06 - Strings

Strings (simple explanation to start with)

The C programming language is closer to the machine than a higher-level programming language like Python. In general this means the coding can more directly affect parts of the machine (memory, tasks, etc) but is more difficult for the user to write and manage. One large benefit of C over a language like Python is the ability to directly manipulate memory and manage how much memory you are using and where it is stored. This allows you to be more purposefully efficient and for programs to run faster. For example, the program doesn't have to spend time re-allocating memory if one of the arrays starts getting to large, which is what happens behind the scenes for arrays in Python.

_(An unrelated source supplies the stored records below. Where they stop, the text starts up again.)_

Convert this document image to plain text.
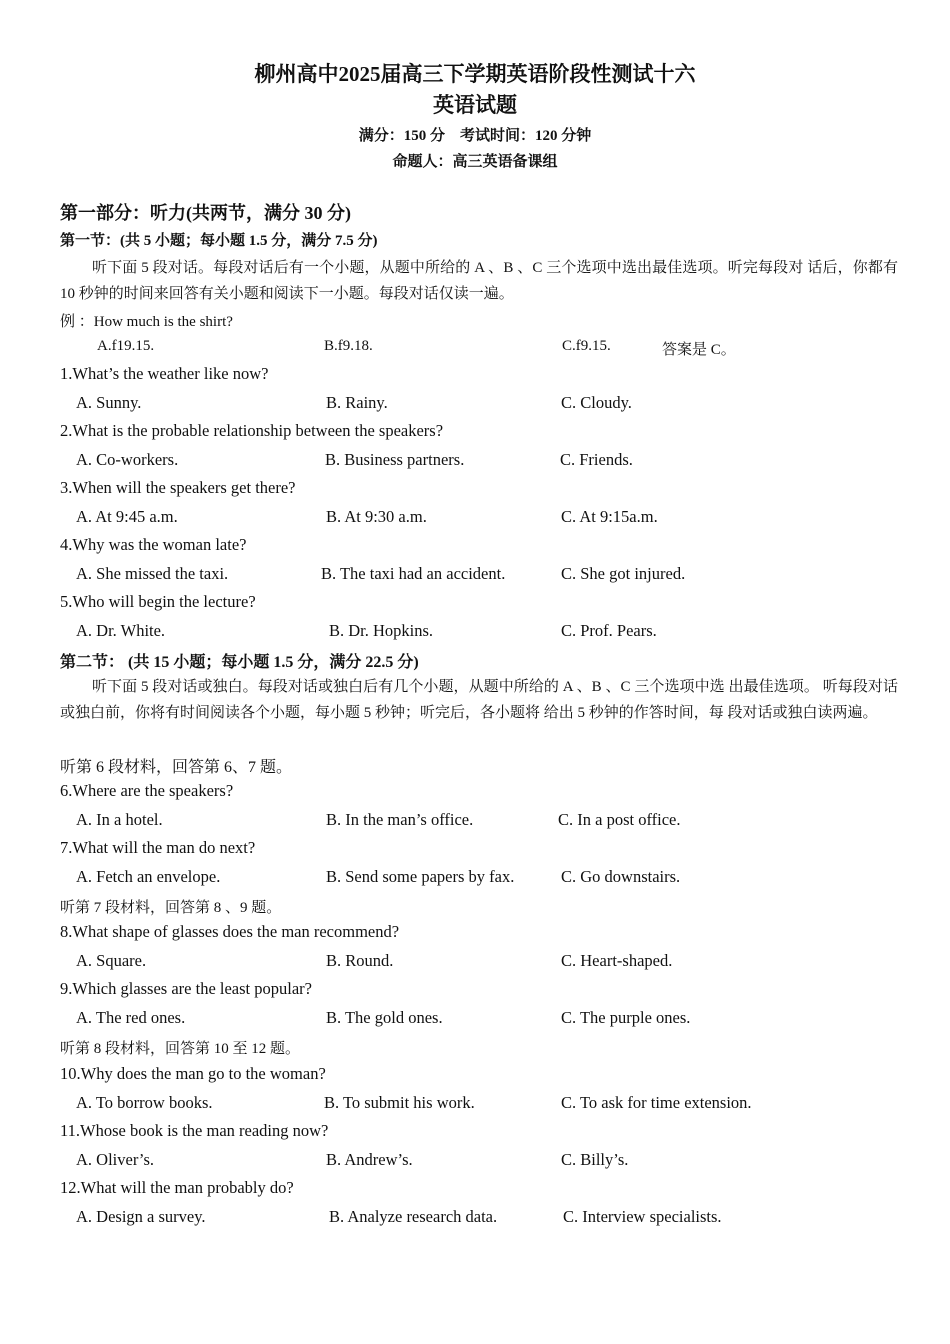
柳州高中2025届高三下学期英语阶段性测试十六
英语试题
满分：150 分　考试时间：120 分钟
命题人：高三英语备课组
第一部分：听力(共两节，满分 30 分)
第一节：(共 5 小题；每小题 1.5 分，满分 7.5 分)
听下面 5 段对话。每段对话后有一个小题，从题中所给的 A 、B 、C 三个选项中选出最佳选项。听完每段对 话后，你都有 10 秒钟的时间来回答有关小题和阅读下一小题。每段对话仅读一遍。
例 ：How much is the shirt?
A.f19.15.	B.f9.18.	C.f9.15.	答案是 C。
1.What’s the weather like now?
A. Sunny.	B. Rainy.	C. Cloudy.
2.What is the probable relationship between the speakers?
A. Co-workers.	B. Business partners.	C. Friends.
3.When will the speakers get there?
A. At 9:45 a.m.	B. At 9:30 a.m.	C. At 9:15a.m.
4.Why was the woman late?
A. She missed the taxi.	B. The taxi had an accident.	C. She got injured.
5.Who will begin the lecture?
A. Dr. White.	B. Dr. Hopkins.	C. Prof. Pears.
第二节： (共 15 小题；每小题 1.5 分，满分 22.5 分)
听下面 5 段对话或独白。每段对话或独白后有几个小题，从题中所给的 A 、B 、C 三个选项中选 出最佳选项。 听每段对话或独白前，你将有时间阅读各个小题，每小题 5 秒钟；听完后，各小题将 给出 5 秒钟的作答时间，每 段对话或独白读两遍。
听第 6 段材料，回答第 6、7 题。
6.Where are the speakers?
A. In a hotel.	B. In the man’s office.	C. In a post office.
7.What will the man do next?
A. Fetch an envelope.	B. Send some papers by fax.	C. Go downstairs.
听第 7 段材料，回答第 8 、9 题。
8.What shape of glasses does the man recommend?
A. Square.	B. Round.	C. Heart-shaped.
9.Which glasses are the least popular?
A. The red ones.	B. The gold ones.	C. The purple ones.
听第 8 段材料，回答第 10 至 12 题。
10.Why does the man go to the woman?
A. To borrow books.	B. To submit his work.	C. To ask for time extension.
11.Whose book is the man reading now?
A. Oliver’s.	B. Andrew’s.	C. Billy’s.
12.What will the man probably do?
A. Design a survey.	B. Analyze research data.	C. Interview specialists.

This is just one example of how directly manipulating memory can be beneficial in improving speed and efficiency.

A string in C is actually an array (like a list in Python) of single characters.

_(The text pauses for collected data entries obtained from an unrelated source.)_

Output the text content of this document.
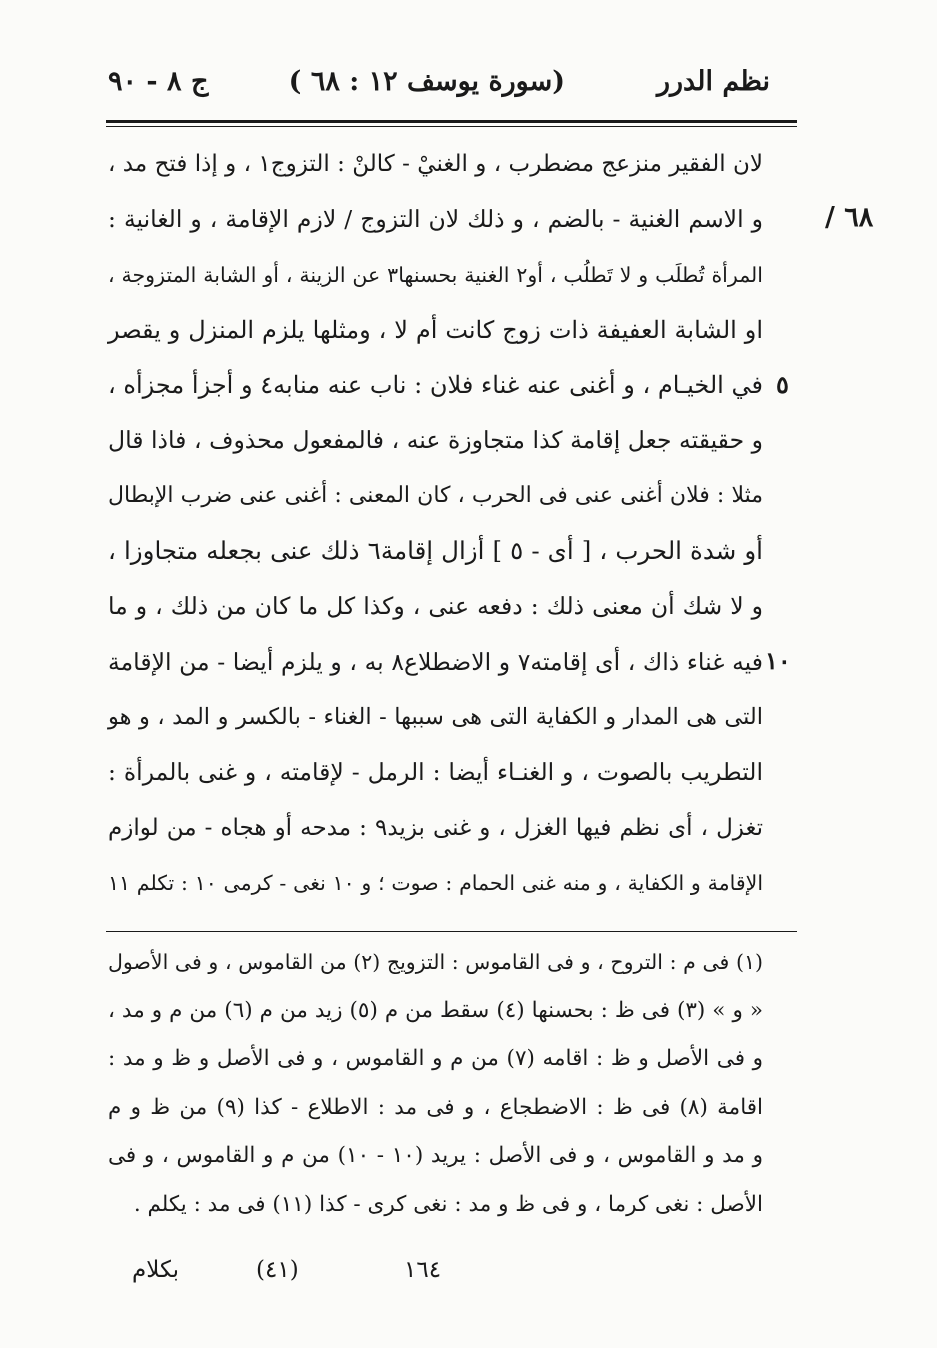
نظم الدرر
(سورة يوسف ١٢ : ٦٨ )
ج ٨ - ٩٠
٦٨ /
٥
١٠
لان الفقير منزعج مضطرب ، و الغنيْ - كالنْ : التزوج١ ، و إذا فتح مد ،
و الاسم الغنية - بالضم ، و ذلك لان التزوج / لازم الإقامة ، و الغانية :
المرأة تُطلَب و لا تَطلُب ، أو٢ الغنية بحسنها٣ عن الزينة ، أو الشابة المتزوجة ،
او الشابة العفيفة ذات زوج كانت أم لا ، ومثلها يلزم المنزل و يقصر
في الخيـام ، و أغنى عنه غناء فلان : ناب عنه منابه٤ و أجزأ مجزأه ،
و حقيقته جعل إقامة كذا متجاوزة عنه ، فالمفعول محذوف ، فاذا قال
مثلا : فلان أغنى عنى فى الحرب ، كان المعنى : أغنى عنى ضرب الإبطال
أو شدة الحرب ، [ أى - ٥ ] أزال إقامة٦ ذلك عنى بجعله متجاوزا ،
و لا شك أن معنى ذلك : دفعه عنى ، وكذا كل ما كان من ذلك ، و ما
فيه غناء ذاك ، أى إقامته٧ و الاضطلاع٨ به ، و يلزم أيضا - من الإقامة
التى هى المدار و الكفاية التى هى سببها - الغناء - بالكسر و المد ، و هو
التطريب بالصوت ، و الغنـاء أيضا : الرمل - لإقامته ، و غنى بالمرأة :
تغزل ، أى نظم فيها الغزل ، و غنى بزيد٩ : مدحه أو هجاه - من لوازم
الإقامة و الكفاية ، و منه غنى الحمام : صوت ؛ و ١٠ نغى - كرمى ١٠ : تكلم ١١
(١) فى م : التروح ، و فى القاموس : التزويج (٢) من القاموس ، و فى الأصول
« و » (٣) فى ظ : بحسنها (٤) سقط من م (٥) زيد من م (٦) من م و مد ،
و فى الأصل و ظ : اقامه (٧) من م و القاموس ، و فى الأصل و ظ و مد :
اقامة (٨) فى ظ : الاضطجاع ، و فى مد : الاطلاع - كذا (٩) من ظ و م
و مد و القاموس ، و فى الأصل : يريد (١٠ - ١٠) من م و القاموس ، و فى
الأصل : نغى كرما ، و فى ظ و مد : نغى كرى - كذا (١١) فى مد : يكلم .
بكلام	(٤١)	١٦٤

We will briefly go into the manipulation of string arrays below, but go more in depth into arrays in a later lesson. At that time we will look at functions that can be used with arrays in general or strings specifically. At the moment we will only look at the very basics of a string in C, which will be: declaring a variable, taking in a string as an input, and printing a string as an output.

As a string in C is an array (like a list in Python), it has a number of elements. This number of elements is given in square brackets [ ] after the variable name. However, you may leave the brackets empty if you are setting it equal to something as it will automatically count the number of elements from the string in quotations that you are setting it equal to. Note: If you are putting in the number of elements the array will have, include one extra element beyond the number you normally count. This element is the null element signaling that the array has ended. Examples: the string "abc" would actually contain four elements number as such: element 0 is 'a', element 1 is 'b', element 2 is 'c' and element 3 is the null character signalling the end of the array.

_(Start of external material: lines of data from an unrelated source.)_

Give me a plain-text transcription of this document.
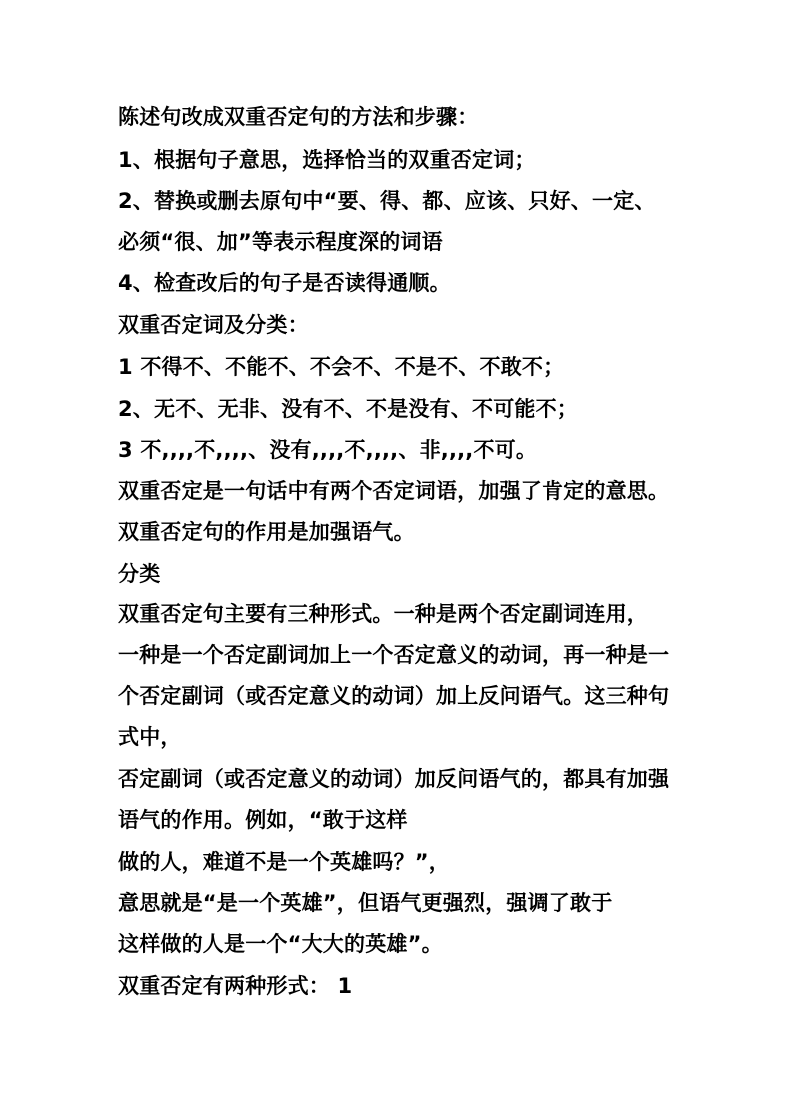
陈述句改成双重否定句的方法和步骤：
1、根据句子意思，选择恰当的双重否定词；
2、替换或删去原句中“要、得、都、应该、只好、一定、
必须“很、加”等表示程度深的词语
4、检查改后的句子是否读得通顺。
双重否定词及分类：
1 不得不、不能不、不会不、不是不、不敢不；
2、无不、无非、没有不、不是没有、不可能不；
3 不,,,,不,,,,、没有,,,,不,,,,、非,,,,不可。
双重否定是一句话中有两个否定词语，加强了肯定的意思。
双重否定句的作用是加强语气。
分类
双重否定句主要有三种形式。一种是两个否定副词连用，
一种是一个否定副词加上一个否定意义的动词，再一种是一
个否定副词（或否定意义的动词）加上反问语气。这三种句
式中，
否定副词（或否定意义的动词）加反问语气的，都具有加强
语气的作用。例如，“敢于这样
做的人，难道不是一个英雄吗？”，
意思就是“是一个英雄”，但语气更强烈，强调了敢于
这样做的人是一个“大大的英雄”。
双重否定有两种形式： 1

Declaring/Creating a String Variable

Since a string is really an array of characters, we create it like this:

char variable_name[4] = "Sam";

The data type is "char" for character.

Following the variable name is the square brackets with the number of elements in the array.

Then you can set it equal to a value.

Example #1:

char my_first_string[100]="Hello World!";

// Notice that I can base a huge array and use only the first 12 element slots of it

Example #2:

char my_first_string[] = "Hello World!";

// Here I let the program count how many elements are needed

Example #3:

char my_first_string[100];

// Here I create a string and tell it how many slots to save in memory, but I do not set the strings value

Example #4: (ERROR!!!)

char my_first_string[];

// Here I create a string but leave it's size blank.

// Since there is no value for the computer to count, it does not know how much memory to reserve and gives an error.

/*****************************************************************************************************************************

* Note that the examples #1 and #2 above are nearly equivalent (except I reserve much more memory in the first one)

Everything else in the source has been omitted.